Perhaps an alternative to cash which are perhaps bond-like in nature, at least until we know the future base-line of ‘traditional’ trading companies?
I am specifically thinking of companies such as;
Phoenix, PHNX (sector Life Insurance). This company hedges against most classifications of risk (equity valuation/interest/currency/longevity) and effectively makes it’s dividends through efficient management of their pension ‘reservoir’. There is possible growth through it’s strategic partnership with Standard Life, and purchasing annuities, which will hopefully off-set the run-off in the historical pension business.
Some would argue corporate bond degrading may cause these investment to be higher risk, but I believe Phoenix would rotate out of those bonds which have been downgraded in risk by selling them (possibly to the government?) and purchasing higher quality ones.
This company’s valuation appears to have been dragged down with other insurance and generally with UK companies, unjustifiably in my opinion, however time will tell!
IG Group, IGG, (sector Investment Banking and Brokerage Services).
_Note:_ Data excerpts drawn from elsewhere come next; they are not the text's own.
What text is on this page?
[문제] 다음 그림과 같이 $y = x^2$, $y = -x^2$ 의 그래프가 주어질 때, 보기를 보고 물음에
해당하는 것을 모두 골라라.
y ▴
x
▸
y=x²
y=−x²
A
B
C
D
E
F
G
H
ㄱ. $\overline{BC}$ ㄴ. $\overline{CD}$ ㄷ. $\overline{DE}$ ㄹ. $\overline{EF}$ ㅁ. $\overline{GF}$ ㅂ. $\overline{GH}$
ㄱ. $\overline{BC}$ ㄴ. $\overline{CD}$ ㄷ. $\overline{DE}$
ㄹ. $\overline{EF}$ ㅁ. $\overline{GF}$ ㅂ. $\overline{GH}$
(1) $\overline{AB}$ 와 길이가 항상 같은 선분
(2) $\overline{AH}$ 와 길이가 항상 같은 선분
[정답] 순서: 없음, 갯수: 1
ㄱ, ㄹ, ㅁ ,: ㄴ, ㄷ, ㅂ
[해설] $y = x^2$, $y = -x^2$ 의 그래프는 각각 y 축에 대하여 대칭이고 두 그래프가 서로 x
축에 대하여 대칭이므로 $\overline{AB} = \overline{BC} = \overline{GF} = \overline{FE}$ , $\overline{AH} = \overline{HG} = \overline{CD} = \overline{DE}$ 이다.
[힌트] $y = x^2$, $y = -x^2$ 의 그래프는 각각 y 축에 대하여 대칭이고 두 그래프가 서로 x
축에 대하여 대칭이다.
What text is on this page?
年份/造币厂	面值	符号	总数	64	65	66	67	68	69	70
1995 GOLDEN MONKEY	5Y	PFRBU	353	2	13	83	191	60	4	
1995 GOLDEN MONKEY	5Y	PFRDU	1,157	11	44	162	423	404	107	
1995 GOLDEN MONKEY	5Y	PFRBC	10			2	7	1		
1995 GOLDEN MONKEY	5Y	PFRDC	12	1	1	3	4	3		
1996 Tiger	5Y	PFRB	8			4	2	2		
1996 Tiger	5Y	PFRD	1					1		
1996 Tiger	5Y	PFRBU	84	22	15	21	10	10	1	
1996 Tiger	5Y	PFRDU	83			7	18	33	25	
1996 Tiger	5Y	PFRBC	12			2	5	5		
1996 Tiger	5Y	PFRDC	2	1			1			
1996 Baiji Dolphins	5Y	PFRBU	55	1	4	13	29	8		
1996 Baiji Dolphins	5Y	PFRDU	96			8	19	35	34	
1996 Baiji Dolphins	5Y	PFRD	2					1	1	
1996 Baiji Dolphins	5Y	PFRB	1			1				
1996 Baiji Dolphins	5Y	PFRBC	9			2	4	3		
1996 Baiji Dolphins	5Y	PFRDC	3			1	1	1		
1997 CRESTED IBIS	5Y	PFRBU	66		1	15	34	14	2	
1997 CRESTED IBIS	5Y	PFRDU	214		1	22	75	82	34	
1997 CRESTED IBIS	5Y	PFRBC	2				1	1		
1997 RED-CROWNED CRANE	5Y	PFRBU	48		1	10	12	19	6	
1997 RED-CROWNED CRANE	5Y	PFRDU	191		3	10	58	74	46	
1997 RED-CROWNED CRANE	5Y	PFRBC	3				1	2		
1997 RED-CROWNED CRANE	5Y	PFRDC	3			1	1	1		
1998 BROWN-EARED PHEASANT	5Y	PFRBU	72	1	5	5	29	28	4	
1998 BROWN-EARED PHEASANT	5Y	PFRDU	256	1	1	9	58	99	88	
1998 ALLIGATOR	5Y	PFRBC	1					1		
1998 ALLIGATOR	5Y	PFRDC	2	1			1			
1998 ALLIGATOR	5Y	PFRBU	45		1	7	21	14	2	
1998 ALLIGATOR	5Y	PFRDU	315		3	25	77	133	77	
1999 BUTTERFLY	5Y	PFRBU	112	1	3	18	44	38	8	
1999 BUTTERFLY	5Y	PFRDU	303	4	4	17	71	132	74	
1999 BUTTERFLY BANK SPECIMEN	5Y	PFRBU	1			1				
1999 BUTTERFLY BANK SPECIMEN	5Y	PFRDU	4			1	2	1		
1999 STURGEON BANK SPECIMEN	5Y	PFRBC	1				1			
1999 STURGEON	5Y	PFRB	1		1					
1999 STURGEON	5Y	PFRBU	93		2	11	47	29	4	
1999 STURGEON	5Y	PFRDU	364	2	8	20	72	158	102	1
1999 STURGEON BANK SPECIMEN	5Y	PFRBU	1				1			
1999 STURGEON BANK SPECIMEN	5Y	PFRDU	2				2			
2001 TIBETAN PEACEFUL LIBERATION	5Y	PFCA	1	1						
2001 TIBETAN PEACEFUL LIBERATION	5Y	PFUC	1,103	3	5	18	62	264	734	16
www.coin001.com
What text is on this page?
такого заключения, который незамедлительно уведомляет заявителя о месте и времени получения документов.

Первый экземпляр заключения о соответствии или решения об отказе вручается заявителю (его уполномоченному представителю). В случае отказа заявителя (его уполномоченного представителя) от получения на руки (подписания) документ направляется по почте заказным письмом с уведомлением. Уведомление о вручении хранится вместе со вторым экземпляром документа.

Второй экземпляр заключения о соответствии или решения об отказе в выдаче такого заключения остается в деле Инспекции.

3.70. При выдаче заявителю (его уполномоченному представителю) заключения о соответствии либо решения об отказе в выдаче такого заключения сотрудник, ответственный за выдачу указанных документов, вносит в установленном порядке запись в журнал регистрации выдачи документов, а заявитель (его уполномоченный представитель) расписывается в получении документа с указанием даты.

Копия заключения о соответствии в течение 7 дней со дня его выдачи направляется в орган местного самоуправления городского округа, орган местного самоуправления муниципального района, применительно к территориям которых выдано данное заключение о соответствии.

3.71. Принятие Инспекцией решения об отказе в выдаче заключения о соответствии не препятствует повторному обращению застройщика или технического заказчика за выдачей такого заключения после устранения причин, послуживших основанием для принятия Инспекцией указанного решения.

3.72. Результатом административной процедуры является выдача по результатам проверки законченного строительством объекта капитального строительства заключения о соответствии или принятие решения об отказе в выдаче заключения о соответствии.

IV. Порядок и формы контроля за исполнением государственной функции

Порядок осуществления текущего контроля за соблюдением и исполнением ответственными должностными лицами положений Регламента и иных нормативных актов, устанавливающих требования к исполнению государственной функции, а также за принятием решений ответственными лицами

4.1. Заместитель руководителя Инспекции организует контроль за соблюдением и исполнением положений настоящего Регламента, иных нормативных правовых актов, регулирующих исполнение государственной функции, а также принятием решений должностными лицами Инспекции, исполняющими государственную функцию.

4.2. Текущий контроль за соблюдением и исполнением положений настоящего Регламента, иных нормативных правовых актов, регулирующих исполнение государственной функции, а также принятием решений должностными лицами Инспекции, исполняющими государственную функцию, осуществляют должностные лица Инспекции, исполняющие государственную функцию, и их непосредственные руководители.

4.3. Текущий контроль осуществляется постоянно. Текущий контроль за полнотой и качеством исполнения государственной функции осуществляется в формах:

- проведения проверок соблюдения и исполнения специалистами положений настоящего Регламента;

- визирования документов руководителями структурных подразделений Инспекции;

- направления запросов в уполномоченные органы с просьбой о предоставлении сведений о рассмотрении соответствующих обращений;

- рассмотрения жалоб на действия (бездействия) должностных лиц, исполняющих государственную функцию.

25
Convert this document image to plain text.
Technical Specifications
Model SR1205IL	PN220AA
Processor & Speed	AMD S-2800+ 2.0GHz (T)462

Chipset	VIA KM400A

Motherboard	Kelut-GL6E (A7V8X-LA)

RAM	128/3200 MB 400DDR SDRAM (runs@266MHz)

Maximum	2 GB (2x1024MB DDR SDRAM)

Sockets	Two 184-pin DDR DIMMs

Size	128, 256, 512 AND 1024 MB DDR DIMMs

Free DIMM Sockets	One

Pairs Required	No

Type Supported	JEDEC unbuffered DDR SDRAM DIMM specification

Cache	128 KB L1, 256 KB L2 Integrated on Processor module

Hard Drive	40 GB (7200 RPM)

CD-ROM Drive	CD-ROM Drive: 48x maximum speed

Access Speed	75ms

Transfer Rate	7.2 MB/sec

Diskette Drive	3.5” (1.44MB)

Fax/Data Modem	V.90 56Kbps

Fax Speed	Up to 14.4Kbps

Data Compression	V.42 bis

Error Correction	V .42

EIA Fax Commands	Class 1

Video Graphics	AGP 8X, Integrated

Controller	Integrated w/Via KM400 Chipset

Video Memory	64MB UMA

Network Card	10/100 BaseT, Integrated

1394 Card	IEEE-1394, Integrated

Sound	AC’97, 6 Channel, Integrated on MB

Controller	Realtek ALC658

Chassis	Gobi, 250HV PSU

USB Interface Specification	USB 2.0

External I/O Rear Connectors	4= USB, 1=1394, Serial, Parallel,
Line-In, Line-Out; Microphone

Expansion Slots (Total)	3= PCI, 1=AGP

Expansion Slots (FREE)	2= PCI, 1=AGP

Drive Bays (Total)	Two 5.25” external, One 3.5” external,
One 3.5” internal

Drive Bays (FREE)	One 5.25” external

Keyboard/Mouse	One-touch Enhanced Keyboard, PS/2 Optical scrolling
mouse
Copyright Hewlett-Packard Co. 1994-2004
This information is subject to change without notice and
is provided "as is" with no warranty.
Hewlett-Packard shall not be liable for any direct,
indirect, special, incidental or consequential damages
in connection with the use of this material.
This company has high ROCE and margins. It is a market leader which from profits market volatility and similarly to PHNX hedges it’s risk (if it learnt it’s lesson from the Swiss Franc episode!).
The main risk with this company is regulatory, in my opinion.
To go through the other strategies;
Gold If someone is trying to trade an increase in price then perhaps gold miners would be a geared investment along these lines (both up and down!). Personally I don’t invest in gold but if I did I would probably pick a miner with the lowest production cost with decent reserves rather than the highest yield and rather than the physical element and hold in perpetuity to reduce portfolio volatility.
Tech - Yes I am invested in this area and I think it will do well for the reasons you mention.
Cash - Not one for me , if only because the odds of future inflation have been dramatically increased due to huge increases in government debt. Imo, the only the only way to hedge inflation effectively is by investing in the right companies who can increase their profits/prices in line or above the inflationary rate. To hold cash is emotionally one of the easiest things to do but not the correct in my opinion because it has low returns as an asset class and you can guarantee share prices will shoot up whilst out of the market (e.g. US tech stocks).
Quality - Yes I think this is a great idea for many reasons. In part due to the inflation comment above and also due to Charlie Monger’s ROCE comment that over the long term it is difficult to get a return over the long run without a decent ROCE and initial valuation matters less over time (provided the initial long-term investment thesis is correct!).
FTSE all-share tracker - Probably good if someone doesn’t spend much time analysing companies however there is an awful lot of dross/zombie companies are in the mix here which I would never commit capital to !!